Opinion
December, 1904.
Blandy, Mooney Shipman (Charles Blandy, of counsel), for appellant-plaintiff.
Blumenthal, Moss Feiner (Benjamin F. Feiner, of counsel), for appellant-defendant.
On a former appeal to this court from an order, purporting to have been made at Trial Term, vacating an order denying plaintiff's motion for a new trial, this court affirmed and, among other things, said: "If he (the plaintiff) can establish surprise or excusable neglect, he may make a special motion for a new trial, on either or both of such grounds, at the Special Term of the court below, upon affidavits and a case duly made and settled." Simpson v. Hefter, 43 Misc. 608, 611. This has been done, and the Special Term of the court below has granted the motion upon the ground of surprise and has ordered "that the plaintiff pay to the defendant or Blumenthal, Morse Feiner, his attorneys, within ten days from the service of a copy of this order with a notice of entry thereof, the sum of $165.29 (One hundred and sixty-five 29/100 dollars), which shall include the bill of costs as heretofore taxed, for which judgment was entered herein on February 6th, 1904, and shall also include the costs of the pending appeal to date; and upon the further condition that plaintiff withdraw the appeal now pending from the judgment herein." From this order granting a new trial, appeal the defendant, and likewise the plaintiff from so much thereof "as imposes certain onerous terms." The justice below, in his opinion upon the motion, said: "I am satisfied from the papers presented that the remarks of the court upon the trial hereof made in response to the inquiries of counsel for plaintiff misled the latter to his prejudice in the proper conduct and management of his case," and under the decision in Merritt v.
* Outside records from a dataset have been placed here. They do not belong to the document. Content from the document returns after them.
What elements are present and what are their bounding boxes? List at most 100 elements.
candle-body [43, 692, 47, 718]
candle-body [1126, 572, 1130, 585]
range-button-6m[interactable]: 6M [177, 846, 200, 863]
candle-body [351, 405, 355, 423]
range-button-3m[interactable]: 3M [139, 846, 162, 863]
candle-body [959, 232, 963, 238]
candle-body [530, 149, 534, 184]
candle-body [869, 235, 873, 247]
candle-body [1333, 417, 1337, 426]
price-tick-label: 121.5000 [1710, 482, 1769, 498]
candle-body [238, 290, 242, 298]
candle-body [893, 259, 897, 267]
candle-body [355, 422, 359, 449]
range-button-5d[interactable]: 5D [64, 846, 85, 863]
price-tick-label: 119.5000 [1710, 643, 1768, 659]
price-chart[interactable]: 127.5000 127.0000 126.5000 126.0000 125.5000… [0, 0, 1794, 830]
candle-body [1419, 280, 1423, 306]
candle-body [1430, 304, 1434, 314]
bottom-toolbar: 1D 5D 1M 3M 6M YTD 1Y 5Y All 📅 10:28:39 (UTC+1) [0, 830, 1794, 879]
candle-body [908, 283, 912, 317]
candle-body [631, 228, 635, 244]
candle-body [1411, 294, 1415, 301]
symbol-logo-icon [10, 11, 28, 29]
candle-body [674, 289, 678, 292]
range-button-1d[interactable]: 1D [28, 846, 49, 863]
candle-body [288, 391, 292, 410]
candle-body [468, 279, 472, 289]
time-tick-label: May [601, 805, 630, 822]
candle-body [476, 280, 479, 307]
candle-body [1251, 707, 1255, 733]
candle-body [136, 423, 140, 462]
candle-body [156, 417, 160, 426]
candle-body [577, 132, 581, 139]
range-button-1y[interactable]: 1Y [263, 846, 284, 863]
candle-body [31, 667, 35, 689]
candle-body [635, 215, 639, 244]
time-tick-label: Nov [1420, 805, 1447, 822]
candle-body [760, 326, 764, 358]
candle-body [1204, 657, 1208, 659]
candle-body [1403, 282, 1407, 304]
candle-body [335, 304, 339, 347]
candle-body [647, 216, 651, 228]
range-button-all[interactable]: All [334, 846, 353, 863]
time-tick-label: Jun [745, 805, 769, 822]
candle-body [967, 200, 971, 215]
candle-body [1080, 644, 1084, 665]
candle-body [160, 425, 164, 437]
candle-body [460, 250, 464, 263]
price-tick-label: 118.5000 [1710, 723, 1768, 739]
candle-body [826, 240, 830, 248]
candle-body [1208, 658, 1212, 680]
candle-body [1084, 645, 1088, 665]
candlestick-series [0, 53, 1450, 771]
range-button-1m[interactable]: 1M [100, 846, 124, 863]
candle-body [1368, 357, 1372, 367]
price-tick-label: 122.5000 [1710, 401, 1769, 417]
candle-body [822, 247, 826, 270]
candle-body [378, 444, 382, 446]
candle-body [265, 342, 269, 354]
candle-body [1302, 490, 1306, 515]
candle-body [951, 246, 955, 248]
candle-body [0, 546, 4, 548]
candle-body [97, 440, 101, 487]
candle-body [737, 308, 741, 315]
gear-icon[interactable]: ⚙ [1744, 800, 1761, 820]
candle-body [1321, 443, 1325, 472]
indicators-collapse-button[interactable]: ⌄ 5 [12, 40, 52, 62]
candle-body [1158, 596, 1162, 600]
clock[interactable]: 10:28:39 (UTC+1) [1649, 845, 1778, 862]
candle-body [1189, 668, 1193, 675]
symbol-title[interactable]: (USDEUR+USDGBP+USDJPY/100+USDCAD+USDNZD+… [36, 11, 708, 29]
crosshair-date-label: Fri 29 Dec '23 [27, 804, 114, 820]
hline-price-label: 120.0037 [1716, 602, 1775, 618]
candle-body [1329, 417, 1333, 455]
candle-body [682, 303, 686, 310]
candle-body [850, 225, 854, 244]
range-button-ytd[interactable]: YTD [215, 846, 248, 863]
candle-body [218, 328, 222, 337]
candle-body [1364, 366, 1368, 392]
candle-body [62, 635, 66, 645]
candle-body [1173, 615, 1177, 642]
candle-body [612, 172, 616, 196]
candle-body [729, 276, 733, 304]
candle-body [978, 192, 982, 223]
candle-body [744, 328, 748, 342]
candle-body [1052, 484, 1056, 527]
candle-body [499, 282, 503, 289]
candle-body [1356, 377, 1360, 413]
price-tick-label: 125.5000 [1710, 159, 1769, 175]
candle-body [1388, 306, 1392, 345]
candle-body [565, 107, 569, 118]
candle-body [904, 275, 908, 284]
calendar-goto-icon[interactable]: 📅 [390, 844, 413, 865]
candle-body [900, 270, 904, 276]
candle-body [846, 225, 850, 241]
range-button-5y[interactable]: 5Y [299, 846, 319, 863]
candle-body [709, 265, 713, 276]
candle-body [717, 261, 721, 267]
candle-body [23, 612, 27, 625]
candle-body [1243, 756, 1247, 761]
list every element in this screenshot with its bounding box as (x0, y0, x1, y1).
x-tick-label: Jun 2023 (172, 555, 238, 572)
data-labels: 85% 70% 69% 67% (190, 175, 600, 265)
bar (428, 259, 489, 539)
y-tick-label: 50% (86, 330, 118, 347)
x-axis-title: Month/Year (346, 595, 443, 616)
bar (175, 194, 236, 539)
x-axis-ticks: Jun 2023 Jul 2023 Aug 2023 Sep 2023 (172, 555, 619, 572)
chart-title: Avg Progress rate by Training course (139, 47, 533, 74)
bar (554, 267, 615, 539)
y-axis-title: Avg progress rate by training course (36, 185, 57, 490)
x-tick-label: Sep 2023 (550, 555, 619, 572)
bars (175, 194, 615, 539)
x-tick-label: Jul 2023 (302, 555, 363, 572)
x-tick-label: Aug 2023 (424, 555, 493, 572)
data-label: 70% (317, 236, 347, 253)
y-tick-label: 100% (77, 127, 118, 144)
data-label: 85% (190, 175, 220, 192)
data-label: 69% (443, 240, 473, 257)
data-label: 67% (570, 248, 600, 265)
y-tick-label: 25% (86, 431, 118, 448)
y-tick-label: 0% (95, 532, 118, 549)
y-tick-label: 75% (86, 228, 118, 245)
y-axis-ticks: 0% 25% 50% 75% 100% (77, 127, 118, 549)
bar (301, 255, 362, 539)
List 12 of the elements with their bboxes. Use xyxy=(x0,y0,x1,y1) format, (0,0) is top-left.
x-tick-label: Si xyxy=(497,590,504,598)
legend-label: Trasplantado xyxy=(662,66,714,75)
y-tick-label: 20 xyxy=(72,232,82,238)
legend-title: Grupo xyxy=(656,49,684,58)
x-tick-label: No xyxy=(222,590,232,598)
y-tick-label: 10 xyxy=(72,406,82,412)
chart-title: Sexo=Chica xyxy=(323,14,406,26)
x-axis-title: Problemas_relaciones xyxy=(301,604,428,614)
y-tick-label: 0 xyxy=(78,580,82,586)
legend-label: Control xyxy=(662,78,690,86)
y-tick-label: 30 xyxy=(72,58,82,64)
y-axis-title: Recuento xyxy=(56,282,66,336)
Mayfield, 89 A.D. 470, 472, properly granted a new trial, the application for which, in this instance and under the former decision of this court, was addressed to the discretion of the court below, with power to impose terms. Anderson v. Rome, W. O.R.R. Co., 54 N.Y. 334. The terms imposed seem quite within the decision in Helgers v. Staten Island Midland R.R. Co., 69 A.D. 570, with the exception of so much as constitutes an extra allowance of five per cent. upon the amount claimed. The order appealed from must, therefore, be modified, by eliminating the amount included as extra allowance, and as thus modified affirmed, with costs and disbursements.
FREEDMAN, P.J., and GILDERSLEEVE, J., concur.
Order appealed from modified, by eliminating amount included as extra allowance, and as thus modified affirmed, with costs and disbursements.